As I see it, there are five problems for statisticians to work on. This post discusses the first one. The others will follow the coming days. UPDATE: they are now linked in the list below.
- Problem 1. The inhomogeneous reference problem
- Neighboring stations are typically used as reference. Homogenization methods should take into account that this reference is also inhomogeneous
- Problem 2. The multiple breakpoint problem
- A longer climate series will typically contain more than one break. Methods designed to take this into account are more accurate as ad-hoc solutions based single breakpoint methods
- Problem 3. Computing uncertainties
- We do know about the remaining uncertainties of homogenized data in general, but need methods to estimate the uncertainties for a specific dataset or station
- Problem 4. Correction as model selection problem
- We need objective selection methods for the best correction model to be used
- Problem 5. Deterministic or stochastic corrections?
- Current correction methods are deterministic. A stochastic approach would be more elegant
Problem 1. The inhomogeneous reference problem
Relative homogenization
Statisticians often work on absolute homogenization. In climatology relative homogenization methods, which utilize a reference time series, are almost exclusively used. Relative homogenization means comparing a candidate station with multiple neighboring stations (Conrad & Pollack, 1950).There are two main reasons for using a reference. Firstly, as the weather at two nearby stations is strongly correlated, this can take out a lot of weather noise and make it much easier to see small inhomogeneities. Secondly, it takes out the complicated regional climate signal. Consequently, it becomes a good approximation to assume that the difference time series (candidate minus reference) of two homogeneous stations is just white noise.
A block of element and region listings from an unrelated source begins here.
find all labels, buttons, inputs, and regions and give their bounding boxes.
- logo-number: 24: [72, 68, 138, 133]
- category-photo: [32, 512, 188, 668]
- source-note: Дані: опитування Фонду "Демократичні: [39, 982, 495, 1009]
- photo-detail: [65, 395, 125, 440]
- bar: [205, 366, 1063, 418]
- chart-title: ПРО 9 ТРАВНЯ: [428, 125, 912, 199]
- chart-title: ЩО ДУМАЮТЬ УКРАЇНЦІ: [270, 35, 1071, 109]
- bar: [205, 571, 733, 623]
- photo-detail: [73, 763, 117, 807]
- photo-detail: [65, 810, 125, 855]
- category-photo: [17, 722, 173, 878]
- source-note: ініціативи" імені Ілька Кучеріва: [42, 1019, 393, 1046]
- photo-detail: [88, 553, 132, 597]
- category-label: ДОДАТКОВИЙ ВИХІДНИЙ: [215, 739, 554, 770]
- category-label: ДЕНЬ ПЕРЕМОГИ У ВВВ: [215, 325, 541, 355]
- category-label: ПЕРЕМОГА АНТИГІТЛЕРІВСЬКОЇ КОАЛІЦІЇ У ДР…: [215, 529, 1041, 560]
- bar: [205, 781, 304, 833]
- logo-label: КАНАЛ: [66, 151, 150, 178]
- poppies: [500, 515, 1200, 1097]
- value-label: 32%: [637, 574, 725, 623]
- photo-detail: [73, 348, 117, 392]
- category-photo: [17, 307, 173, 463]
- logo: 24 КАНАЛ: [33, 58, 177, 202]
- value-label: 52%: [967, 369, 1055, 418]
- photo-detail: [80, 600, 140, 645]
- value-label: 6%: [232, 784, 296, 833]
Any deviation from this can then be considered as inhomogeneity.
The example with three stations below shows that you can see breaks more clearly in a difference time series (it only shows the noise reduction as no nonlinear trend was added). You can see a break in the pairs B-A and in C-A, thus station A likely has the break. This is confirmed by there being no break in the difference time series of C and B. With more pairs such an inference can be made with more confidence. For more graphical examples, see the post Homogenization for Dummies.
Figure 1. The temperature of all three stations. Station A has a break in 1940. Figure 2. The difference time series of all three pairs of stations.